Law Schools and the future

There is concern that other law schools, such as those in the UK, are some way behind the US. Richard Susskind, a technology adviser and co-author of The Future of the Professions, says the global legal profession is on the brink of unprecedented upheaval and believes some of the more repetitive work in law — such as reviewing documents — will soon be automated at a much cheaper cost. This definitely extinguishes the need for routine predictable work such as reviewing contracts and in so doing reduce the uptake for entry level non-specialized lawyers. This loss can however be compensated for in other emerging areas.

In a lecture entitled “Upgrading Justice” given at the Harvard Law School on the 23rd February 2017, Prof Richard Susskind praised the “many exciting research centres and initiatives in US law schools”, but complained that in many UK law schools, “law is being taught as it was in the 1970s”, with no focus on new areas like Artificial Intelligence (AI) or globalization. “It dismays me and worries me more than anything,” he said.

Some law schools demonstrate a greater degree of comfort with technology in law. Georgetown Law School, for example, lets would-be lawyers learn to code using Python programming language, and students can simulate applying the law during a cyber-attack exercise. The school even has a link with engineers at the Massachusetts Institute of Technology to study the legal and technical aspects of privacy problems. The goal is not to turn lawyers into technologists but to give them literacy in technology, and so they feel comfortable talking to engineers.

The problem definitely exists in Uganda as well, where law is still being taught as it was in the 1970s.
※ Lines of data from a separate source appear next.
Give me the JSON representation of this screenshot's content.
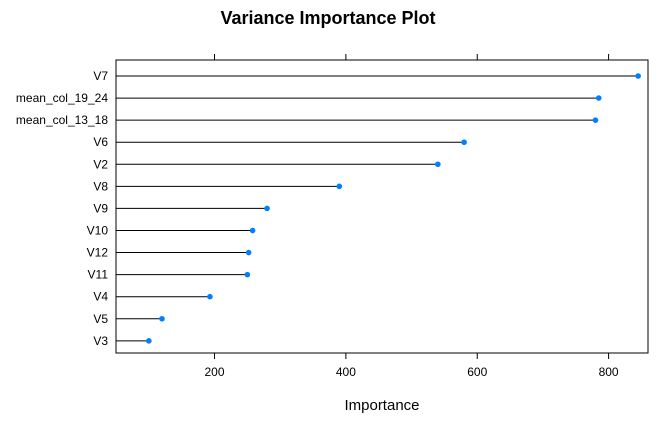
{
  "chart_data": {
    "type": "dot",
    "title": "Variance Importance Plot",
    "xlabel": "Importance",
    "ylabel": "",
    "xlim": [
      50,
      860
    ],
    "xticks": [
      200,
      400,
      600,
      800
    ],
    "categories": [
      "V7",
      "mean_col_19_24",
      "mean_col_13_18",
      "V6",
      "V2",
      "V8",
      "V9",
      "V10",
      "V12",
      "V11",
      "V4",
      "V5",
      "V3"
    ],
    "values": [
      845,
      785,
      780,
      580,
      540,
      390,
      280,
      258,
      252,
      250,
      193,
      120,
      100
    ],
    "grid": false,
    "colors": {
      "point": "#0080ff",
      "line": "#000000",
      "frame": "#000000"
    }
  }
}
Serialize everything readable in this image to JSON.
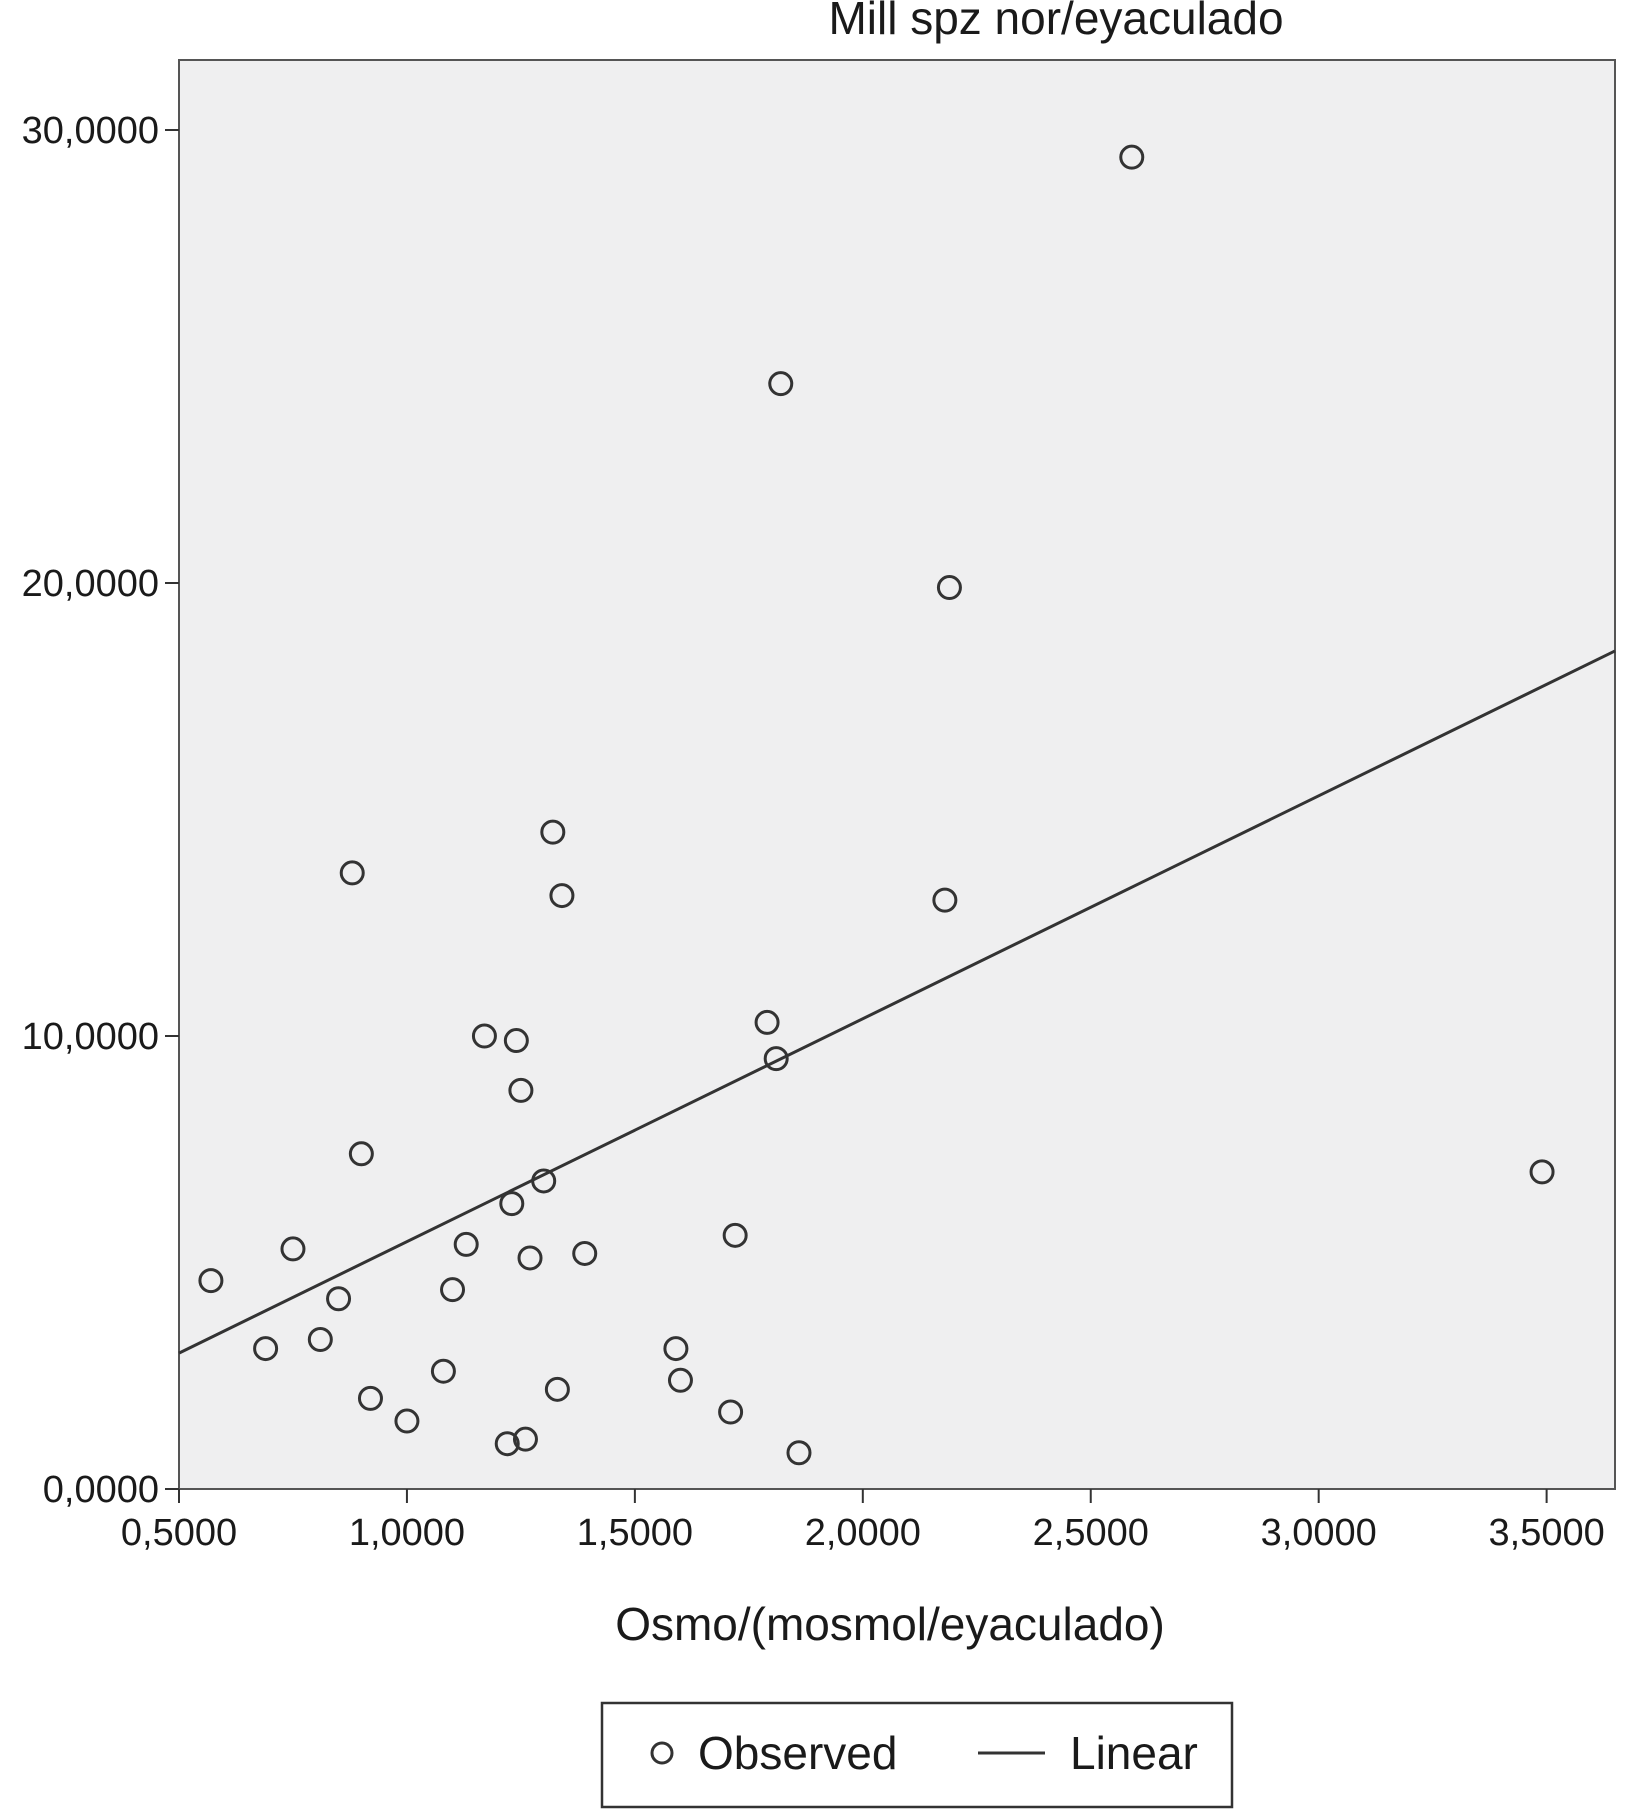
{
  "chart_data": {
    "type": "scatter",
    "title": "",
    "ylabel": "Mill spz nor/eyaculado",
    "xlabel": "Osmo/(mosmol/eyaculado)",
    "xlim": [
      0.5,
      3.65
    ],
    "ylim": [
      0,
      30.0
    ],
    "x_ticks": [
      0.5,
      1.0,
      1.5,
      2.0,
      2.5,
      3.0,
      3.5
    ],
    "x_tick_labels": [
      "0,5000",
      "1,0000",
      "1,5000",
      "2,0000",
      "2,5000",
      "3,0000",
      "3,5000"
    ],
    "y_ticks": [
      0,
      10,
      20,
      30
    ],
    "y_tick_labels": [
      "0,0000",
      "10,0000",
      "20,0000",
      "30,0000"
    ],
    "grid": false,
    "plot_background": "#efeff0",
    "mark_color": "#333333",
    "series": [
      {
        "name": "Observed",
        "marker": "circle-open",
        "points": [
          [
            0.57,
            4.6
          ],
          [
            0.69,
            3.1
          ],
          [
            0.75,
            5.3
          ],
          [
            0.81,
            3.3
          ],
          [
            0.85,
            4.2
          ],
          [
            0.88,
            13.6
          ],
          [
            0.9,
            7.4
          ],
          [
            0.92,
            2.0
          ],
          [
            1.0,
            1.5
          ],
          [
            1.08,
            2.6
          ],
          [
            1.1,
            4.4
          ],
          [
            1.13,
            5.4
          ],
          [
            1.17,
            10.0
          ],
          [
            1.22,
            1.0
          ],
          [
            1.23,
            6.3
          ],
          [
            1.24,
            9.9
          ],
          [
            1.25,
            8.8
          ],
          [
            1.26,
            1.1
          ],
          [
            1.27,
            5.1
          ],
          [
            1.3,
            6.8
          ],
          [
            1.32,
            14.5
          ],
          [
            1.33,
            2.2
          ],
          [
            1.34,
            13.1
          ],
          [
            1.39,
            5.2
          ],
          [
            1.59,
            3.1
          ],
          [
            1.6,
            2.4
          ],
          [
            1.71,
            1.7
          ],
          [
            1.72,
            5.6
          ],
          [
            1.79,
            10.3
          ],
          [
            1.81,
            9.5
          ],
          [
            1.82,
            24.4
          ],
          [
            1.86,
            0.8
          ],
          [
            2.18,
            13.0
          ],
          [
            2.19,
            19.9
          ],
          [
            2.59,
            29.4
          ],
          [
            3.49,
            7.0
          ]
        ]
      },
      {
        "name": "Linear",
        "line": [
          [
            0.5,
            3.0
          ],
          [
            3.65,
            18.5
          ]
        ]
      }
    ],
    "legend": {
      "position": "bottom-center",
      "entries": [
        "Observed",
        "Linear"
      ]
    }
  }
}
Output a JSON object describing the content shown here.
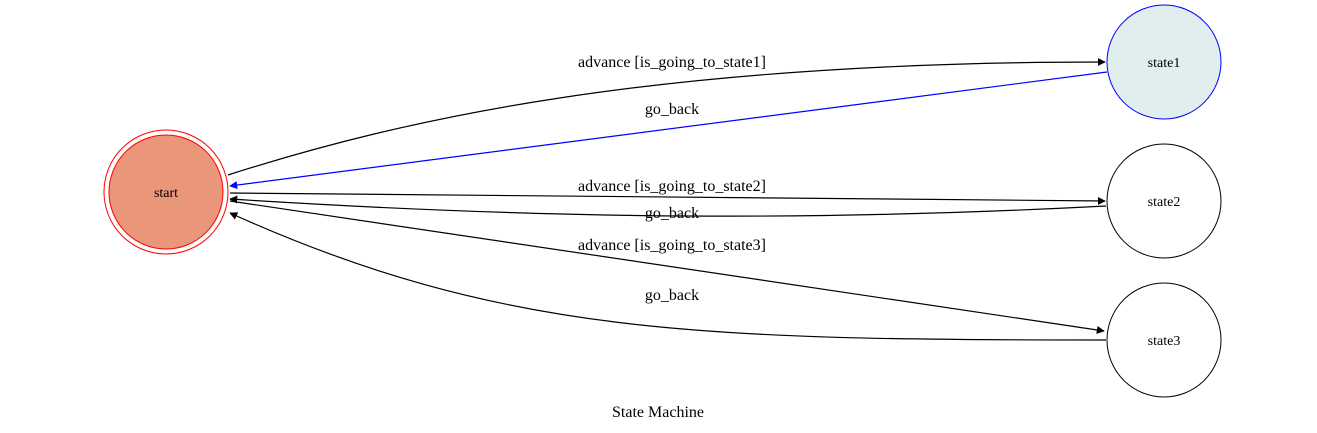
{
  "title": "State Machine",
  "nodes": {
    "start": {
      "label": "start",
      "fill": "#e9967a",
      "stroke": "#ff0000",
      "double": true
    },
    "state1": {
      "label": "state1",
      "fill": "#e0eeee",
      "stroke": "#0000ff",
      "double": false
    },
    "state2": {
      "label": "state2",
      "fill": "#ffffff",
      "stroke": "#000000",
      "double": false
    },
    "state3": {
      "label": "state3",
      "fill": "#ffffff",
      "stroke": "#000000",
      "double": false
    }
  },
  "edges": [
    {
      "from": "start",
      "to": "state1",
      "label": "advance [is_going_to_state1]",
      "color": "#000000"
    },
    {
      "from": "state1",
      "to": "start",
      "label": "go_back",
      "color": "#0000ff"
    },
    {
      "from": "start",
      "to": "state2",
      "label": "advance [is_going_to_state2]",
      "color": "#000000"
    },
    {
      "from": "state2",
      "to": "start",
      "label": "go_back",
      "color": "#000000"
    },
    {
      "from": "start",
      "to": "state3",
      "label": "advance [is_going_to_state3]",
      "color": "#000000"
    },
    {
      "from": "state3",
      "to": "start",
      "label": "go_back",
      "color": "#000000"
    }
  ]
}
The future lawyers must ‘collaborate’ with technology—especially artificial intelligence applications—as well. Technology will not supplant lawyers, but it will enable legal services—and products—to be delivered differently than the traditional law firm partnership model. For a long time, simply ‘knowing the law’ was the sole requirement for lawyers to deliver legal services. Those days may soon be over. The future lawyer must augment core legal knowledge with other skills including: understanding technology’s application to and impact on the delivery of legal services (e.g. e-discovery, cyber-security, contract management, legal research, etc.); project/process management; basic business fluency; client management; collaboration among others.

It is high time the Law Council woke up and started to realign legal education with the prevailing realities of the market so as to train the future lawyers who will be relevant and competitive. Failure by the Law Council to adapt and realign legal education will definitely leave the pure and sole law educated students at a disadvantage in comparison to peers who may have undertaken a first degree in another field such as Information Technology, Computer Science, Medicine among other courses with high collaborative value.

Conclusion

Technology is developing at dizzying speeds and in its wake lie many industries and sectors that have been hugely disrupted by it. Law is one such area that has not escaped the effects of technological development and innovations. One thing is for sure, technological advances are here to stay and to change the entire landscape for the delivery of legal services.

It is therefore important to recall Charles Darwin’s theory of adaption; Lawyers need to learn to adapt or be replaced by the fast paced and unforgiving technological landscape or non-traditional legal competitors. The already practicing lawyers need to adapt and change their attitudes and work culture around technology in the same way the current law students should be trained for the future. The time is now!